Ces orientations comprennent un budget pour l'école pour tous dès trois ans, mesure essentielle pour les 25 000 enfants, très souvent d'origine modeste, qui ne la fréquentent pas et qui en tireront un grand bénéfice ; un budget pour défendre l'école de la confiance, qui passe par un dédoublement salutaire de 100 % des classes de CP et CE1 dans les écoles REP – réseau d'éducation prioritaire – et REP + – réseau d'éducation prioritaire renforcé – , mesure qui a des effets directs et durables sur la réussite des enfants ; enfin, un budget pour la mise en oeuvre en année pleine de la loi relative à l'orientation et à la réussite des étudiants, qui a mis fin à l'indécence du tirage au sort et qui accroît considérablement les chances de réussite pour chaque étudiant accédant à l'enseignement supérieur.
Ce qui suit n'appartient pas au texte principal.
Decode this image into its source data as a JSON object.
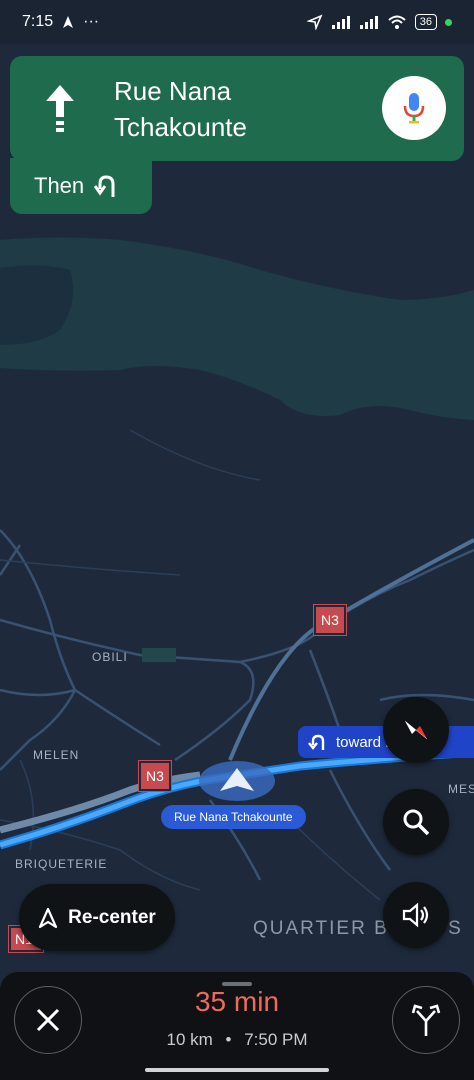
{
  "status_bar": {
    "time": "7:15",
    "overflow": "···",
    "battery": "36"
  },
  "nav": {
    "street": "Rue Nana Tchakounte",
    "then_label": "Then",
    "icons": {
      "maneuver": "straight-arrow-icon",
      "then": "u-turn-left-icon",
      "mic": "microphone-icon"
    }
  },
  "map": {
    "labels": {
      "obili": "OBILI",
      "melen": "MELEN",
      "briqueterie": "BRIQUETERIE",
      "quartier": "QUARTIER BASTOS",
      "mes": "MES"
    },
    "shields": {
      "n3_top": "N3",
      "n3_mid": "N3",
      "n1": "N1"
    },
    "current_street": "Rue Nana Tchakounte",
    "toward_text": "toward Nana"
  },
  "controls": {
    "recenter_label": "Re-center"
  },
  "trip": {
    "duration": "35 min",
    "distance": "10 km",
    "separator": "•",
    "arrival": "7:50 PM"
  },
  "colors": {
    "nav_green": "#1f6b4e",
    "route_blue": "#4aa8ff",
    "eta_red": "#f06a5b"
  }
}
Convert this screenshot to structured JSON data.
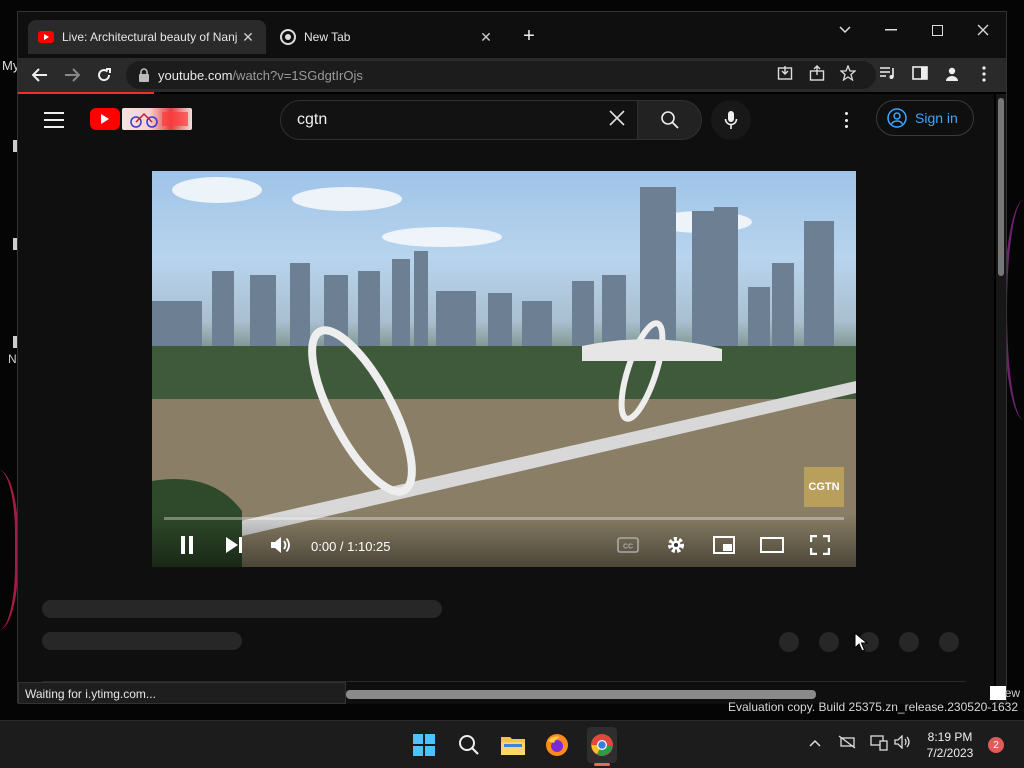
{
  "desktop": {
    "left_label_top": "My",
    "left_label_bottom": "N"
  },
  "browser": {
    "tabs": [
      {
        "title": "Live: Architectural beauty of Nanj",
        "active": true,
        "favicon": "youtube-icon"
      },
      {
        "title": "New Tab",
        "active": false,
        "favicon": "chrome-icon"
      }
    ],
    "url_host": "youtube.com",
    "url_path": "/watch?v=1SGdgtIrOjs",
    "status_text": "Waiting for i.ytimg.com..."
  },
  "youtube": {
    "search_query": "cgtn",
    "sign_in_label": "Sign in",
    "accent_color": "#ff0000",
    "link_color": "#3ea6ff"
  },
  "player": {
    "timecode": "0:00 / 1:10:25",
    "watermark": "CGTN",
    "progress": 0
  },
  "system": {
    "evaluation_text": "Evaluation copy. Build 25375.zn_release.230520-1632",
    "ew_text": "ew",
    "time": "8:19 PM",
    "date": "7/2/2023",
    "notification_count": "2"
  }
}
Connaissant bien l'université pour y enseigner depuis longtemps, je mesure déjà, chers collègues, que quelque chose est en train de changer dans nos facultés et que la confiance dans cette institution, longtemps érodée, se rétablit. Loin de faire le choix de l'échec, nous avons fait celui de l'orientation dès le lycée, de l'accompagnement à la mobilité géographique et de la personnalisation accrue des cursus. Il s'agit d'un devoir d'investissement dans un monde de moins en moins linéaire et qui nous invite à un rapport renouvelé aux compétences tout au long de nos vies.
Parce qu'il est le socle de notre ambition éducative et qu'il contribue à nous préparer aux grands défis de l'avenir, le projet de loi de finances pour 2019 est un texte qui doit être porté haut et fort.